I performed security hardening on an ESXi 5 host (test area), and I cannot figure out what portion of it is completing stopping the ESXi shell service to keep stopping. Lockdown mode is not enabled, the SSH service is running when I look at the GUI and when I F2 and login via the DCUI it shows that the "ESXi Shell is Enabled. Under that same area it shows "SSH is Enabled", and under the firewall, SSH server is checked and running.
I'm hoping someone knows exactly what it is, of course I changed some of the files sshd_config and such, but I don't if that is affecting this. This isn't causing an issue since it's just a test host, but I after going through all those pages, I just can't figure out what is stopping this.
I need to make a correction. When I log into the DCUI under "Troubleshooting Mode Options" even if I Enable ESXi Shell here, in a second or two, it gets set back to disabled.
Did you modify the ESXiShellInteractiveTimeOut or ESXiShellTimeOut options? These settings can reset a manually enabled shell. Check the values with these commands:
# esxcfg-advcfg -g /UserVars/ESXiShellInteractiveTimeOut
# esxcfg-advcfg -g /UserVars/ESXiShellTimeOut
Also see:
http://blogs.vmware.com/vsphere/2012/09/vsphere-5-1-new-esxishellinteractivetimeout.html
Did you modify the ESXiShellInteractiveTimeOut or ESXiShellTimeOut options? These settings can reset a manually enabled shell. Check the values with these commands:
# esxcfg-advcfg -g /UserVars/ESXiShellInteractiveTimeOut
# esxcfg-advcfg -g /UserVars/ESXiShellTimeOut
Also see:
http://blogs.vmware.com/vsphere/2012/09/vsphere-5-1-new-esxishellinteractivetimeout.html
Thanks, I did set the ESXiShellTimeout to 15 minutes, but it's not the problem. I actually have two hosts that have been STIG'd, but for some reason I can connect to one, but not the other. I'll really look through the guide again, I had to have set something up incorrectly.
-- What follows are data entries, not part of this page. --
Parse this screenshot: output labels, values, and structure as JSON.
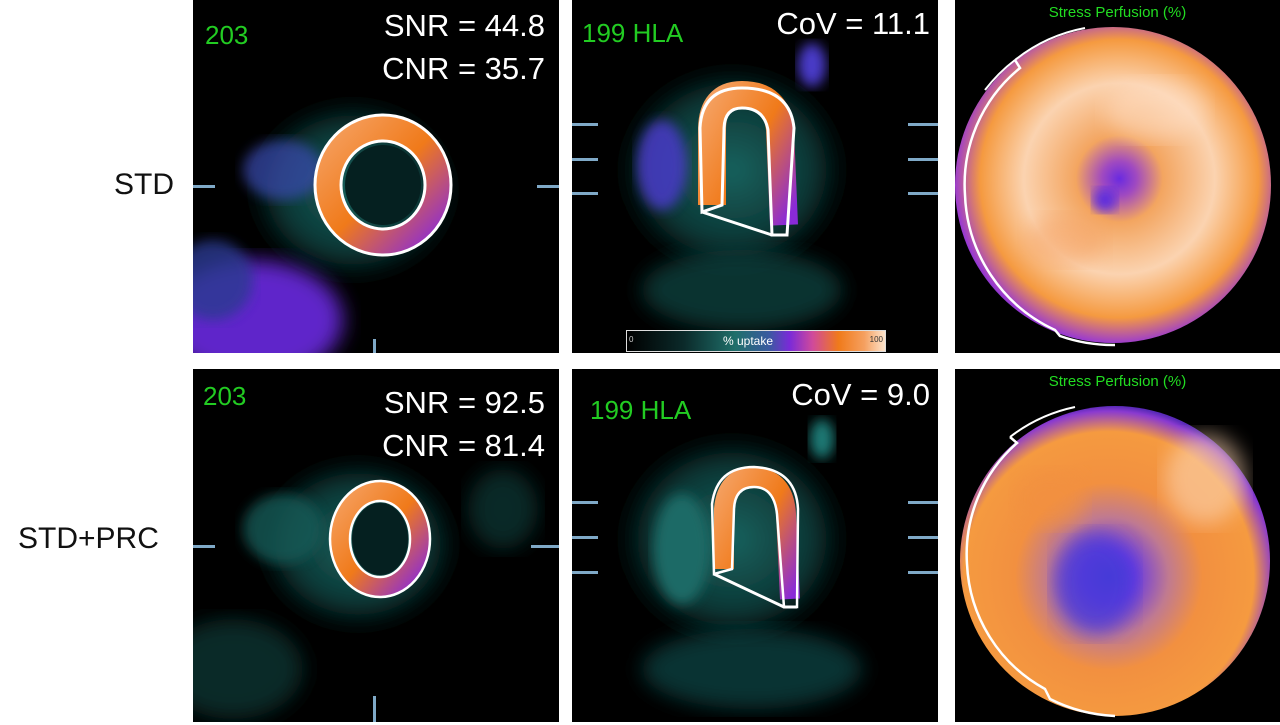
{
  "rows": [
    {
      "label": "STD",
      "short_axis": {
        "slice": "203",
        "snr": "SNR = 44.8",
        "cnr": "CNR = 35.7"
      },
      "hla": {
        "slice": "199 HLA",
        "cov": "CoV = 11.1"
      },
      "polar_map": {
        "title": "Stress Perfusion (%)"
      }
    },
    {
      "label": "STD+PRC",
      "short_axis": {
        "slice": "203",
        "snr": "SNR = 92.5",
        "cnr": "CNR = 81.4"
      },
      "hla": {
        "slice": "199 HLA",
        "cov": "CoV = 9.0"
      },
      "polar_map": {
        "title": "Stress Perfusion (%)"
      }
    }
  ],
  "colorbar": {
    "label": "% uptake",
    "min": "0",
    "max": "100"
  },
  "colors": {
    "label_green": "#22cc22",
    "tick_blue": "#7fa9c7",
    "teal": "#1f6f6a",
    "purple": "#7a2ad8",
    "orange": "#f08a2a"
  }
}
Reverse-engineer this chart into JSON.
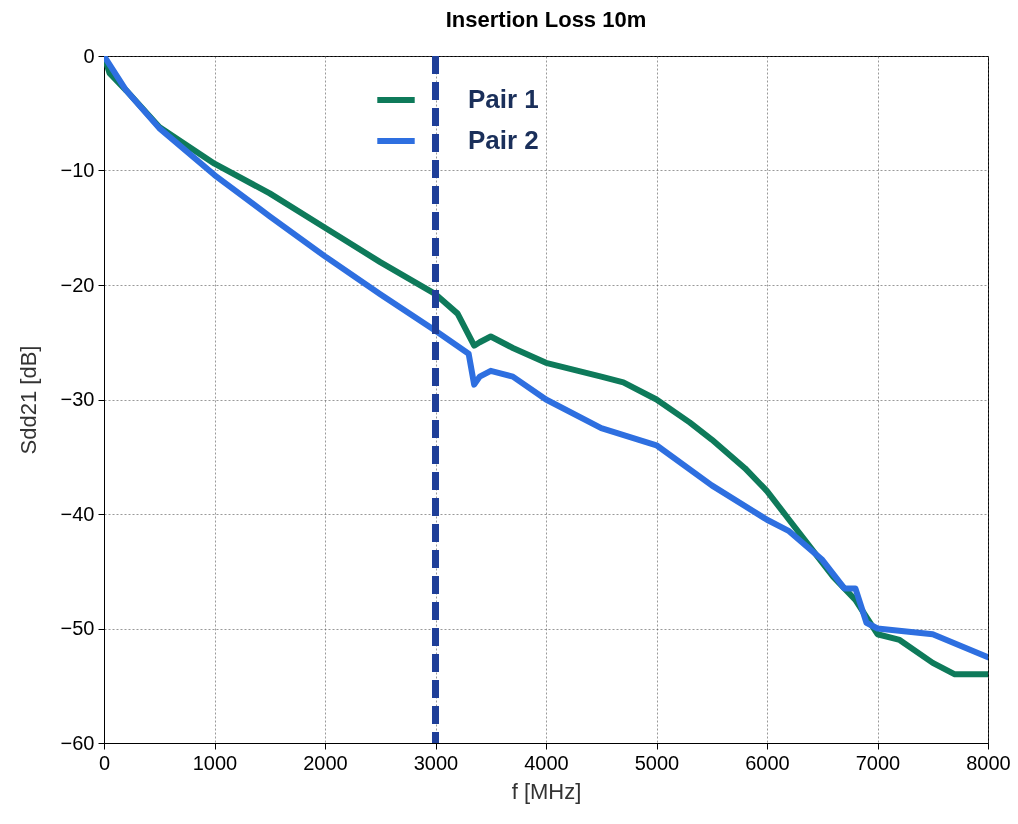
{
  "chart_data": {
    "type": "line",
    "title": "Insertion Loss 10m",
    "xlabel": "f [MHz]",
    "ylabel": "Sdd21 [dB]",
    "xlim": [
      0,
      8000
    ],
    "xticks": [
      0,
      1000,
      2000,
      3000,
      4000,
      5000,
      6000,
      7000,
      8000
    ],
    "ylim": [
      -60,
      0
    ],
    "yticks": [
      -60,
      -50,
      -40,
      -30,
      -20,
      -10,
      0
    ],
    "grid": true,
    "legend": "top",
    "line_style": "solid",
    "marker": "none",
    "series": [
      {
        "name": "Pair 1",
        "color": "#0e7a5a",
        "x": [
          0,
          50,
          200,
          500,
          1000,
          1500,
          2000,
          2500,
          3000,
          3200,
          3350,
          3400,
          3500,
          3700,
          4000,
          4500,
          4700,
          5000,
          5300,
          5500,
          5800,
          6000,
          6200,
          6400,
          6600,
          6700,
          6800,
          6900,
          7000,
          7200,
          7500,
          7700,
          8000
        ],
        "values": [
          0,
          -1.5,
          -3,
          -6.2,
          -9.4,
          -12,
          -15,
          -18,
          -20.8,
          -22.5,
          -25.3,
          -25,
          -24.5,
          -25.5,
          -26.8,
          -28,
          -28.5,
          -30,
          -32,
          -33.5,
          -36,
          -38,
          -40.5,
          -43,
          -45.5,
          -46.5,
          -47.5,
          -49,
          -50.5,
          -51,
          -53,
          -54,
          -54
        ]
      },
      {
        "name": "Pair 2",
        "color": "#2e6fe0",
        "x": [
          0,
          200,
          500,
          1000,
          1500,
          2000,
          2500,
          3000,
          3300,
          3350,
          3400,
          3500,
          3700,
          4000,
          4500,
          5000,
          5500,
          6000,
          6200,
          6500,
          6700,
          6800,
          6900,
          7000,
          7500,
          8000
        ],
        "values": [
          0,
          -3,
          -6.3,
          -10.4,
          -14,
          -17.5,
          -20.8,
          -24,
          -26,
          -28.7,
          -28,
          -27.5,
          -28,
          -30,
          -32.5,
          -34,
          -37.5,
          -40.5,
          -41.5,
          -44,
          -46.5,
          -46.5,
          -49.5,
          -50,
          -50.5,
          -52.5
        ]
      }
    ],
    "ref_lines": [
      {
        "axis": "x",
        "value": 3000,
        "color": "#1f3f99",
        "line_style": "dashed"
      }
    ]
  }
}
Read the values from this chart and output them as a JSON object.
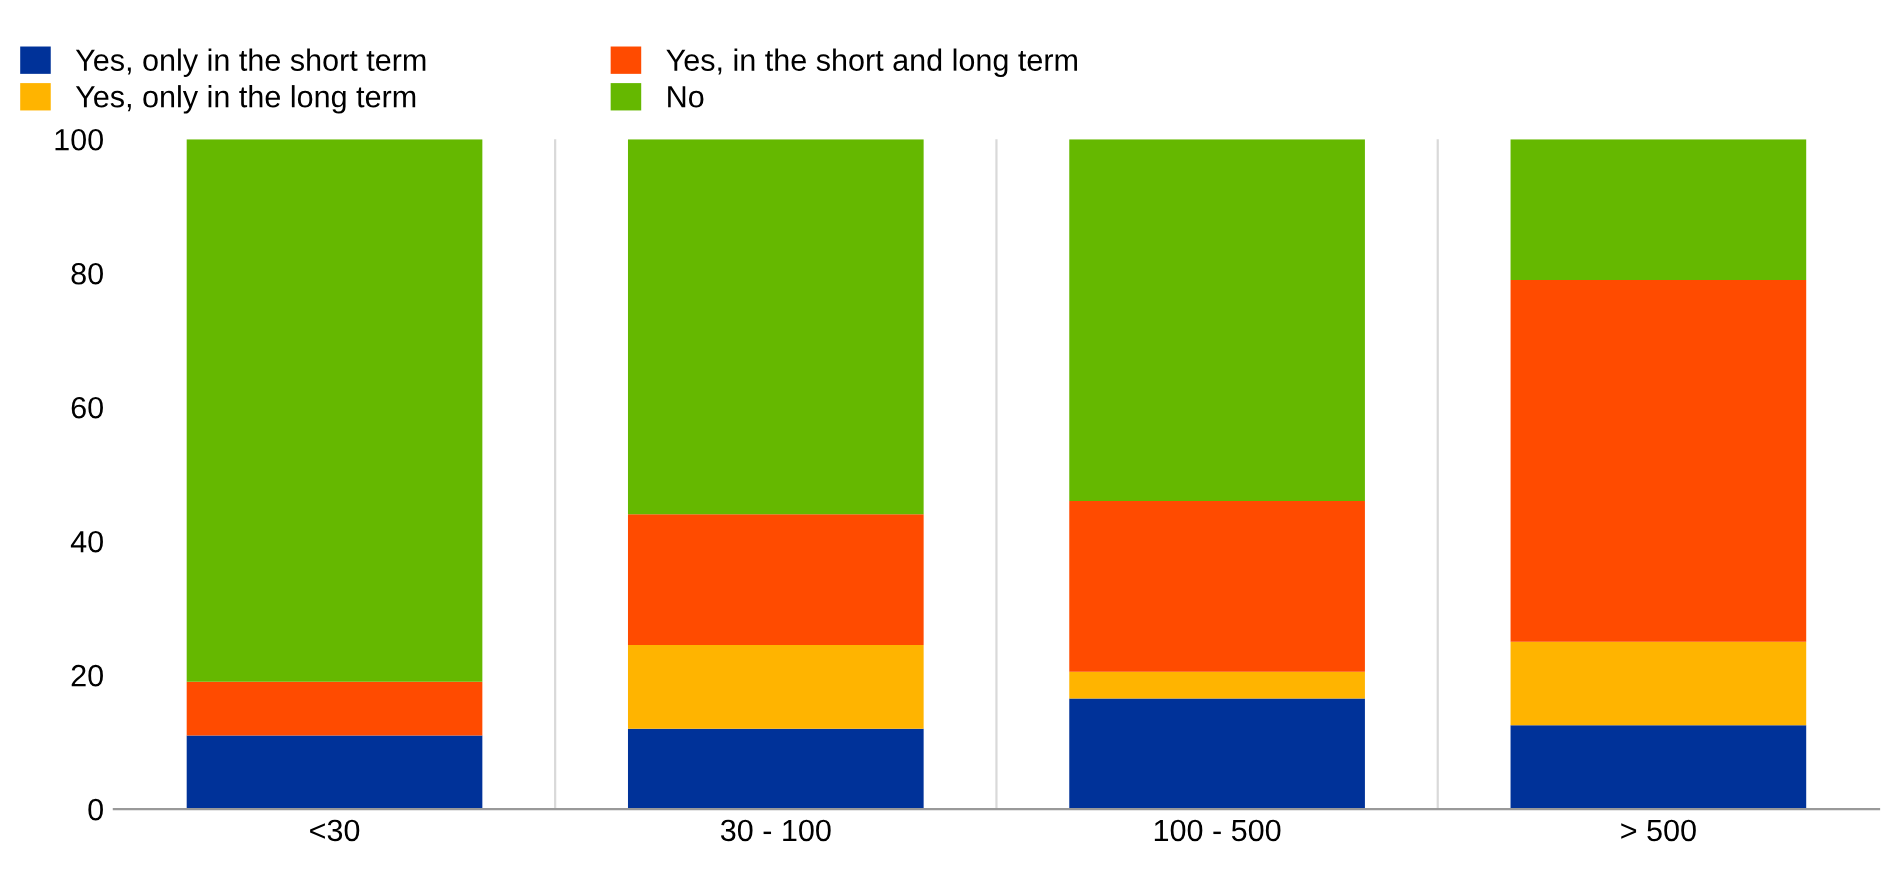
{
  "chart_data": {
    "type": "bar",
    "stacked": true,
    "categories": [
      "<30",
      "30 - 100",
      "100 - 500",
      "> 500"
    ],
    "series": [
      {
        "name": "Yes, only in the short term",
        "color": "#003299",
        "values": [
          11,
          12,
          16.5,
          12.5
        ]
      },
      {
        "name": "Yes, only in the long term",
        "color": "#ffb400",
        "values": [
          0,
          12.5,
          4,
          12.5
        ]
      },
      {
        "name": "Yes, in the short and long term",
        "color": "#ff4b00",
        "values": [
          8,
          19.5,
          25.5,
          54
        ]
      },
      {
        "name": "No",
        "color": "#65b800",
        "values": [
          81,
          56,
          54,
          21
        ]
      }
    ],
    "ylim": [
      0,
      100
    ],
    "yticks": [
      0,
      20,
      40,
      60,
      80,
      100
    ],
    "grid": "x",
    "legend": "top left"
  }
}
OH my...thank you. Without a doubt, the timeout was set to 15 minutes, I just looked at it and responded, but I decided to just disable the value, so I set it back to 0. Well, that did it. I can't believe it. I definitely had it at 15 minutes, not 1 or anything. Because the timeout was at 15 minutes, I probably would not have thought it about until you brought it up. I did patch one of the hosts and not the other, so maybe there is something in the patch notes. Thank you so much.
I think I vaguely remember some inconsistency about how these values are interpreted, in minutes or seconds.
This article talks about seconds too:
http://www.punchingclouds.com/2012/10/24/managing-multiple-terminal-session-timeouts-for-esxi/
Can you test that?
Wow, talk about feeling like an idiot. The timeout value is in seconds, I'll be taking that remedial VMware class now.